NAME_EXPERT_DATA = name_combined_dataset
# TrainedPolicyConfig is a handy object that will help us to deal with the policy configuration data.
offline_policy_config = TrainedPolicyConfig(
    name_expert_data=NAME_EXPERT_DATA,
    policy_name=POLICY_NAME,
    render_mode=render_mode,
    device="cpu"
)

### Training

In [None]:
# Run the training
NUM_EPOCHS = 20
BATCH_SIZE = 128
STEP_PER_EPOCH = 0.1*data_size

# After every epoch we will collect some test statistics from the policy from NUMBER_TEST_ENVS independent envs.
NUMBER_TEST_ENVS = 1


offline_training(
    offline_policy_config=offline_policy_config,
    num_epochs = NUM_EPOCHS,
    step_per_epoch=STEP_PER_EPOCH,
    number_test_envs=NUMBER_TEST_ENVS,
    restore_training=False,
)

### Restore policy

In [None]:
POLICY_FILE = "policy_best_reward.pth"

# restore a policy with the same configuration as the one we trained.
policy = restore_trained_offline_policy(offline_policy_config)
# load the weights
name_expert_data = offline_policy_config.name_expert_data
log_name = os.path.join(name_expert_data, POLICY_NAME)
log_path = get_trained_policy_path(log_name)
policy.load_state_dict(torch.load(os.path.join(log_path, POLICY_FILE), map_location="cpu"))

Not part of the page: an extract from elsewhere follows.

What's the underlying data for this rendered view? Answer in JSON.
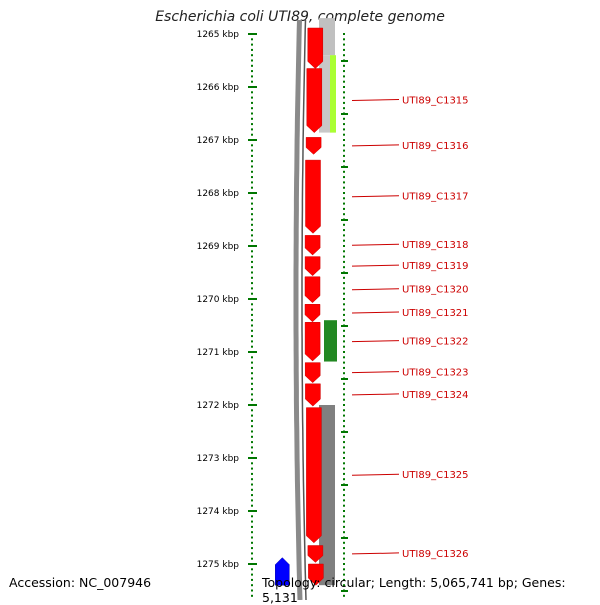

### Let's visualize the policy

In [None]:
offpolicy_rendering(
    env_or_env_name=env,
    render_mode=render_mode,
    policy_model=policy,
    env_2d_grid_initial_config=env_2D_grid_initial_config,
    num_frames=1000,
    imitation_policy_sampling=False
)

### Questions:

1 - What do you notice? What happens if you increase the expert data? Is it better?

2 - Try again with the BCQ algorithm.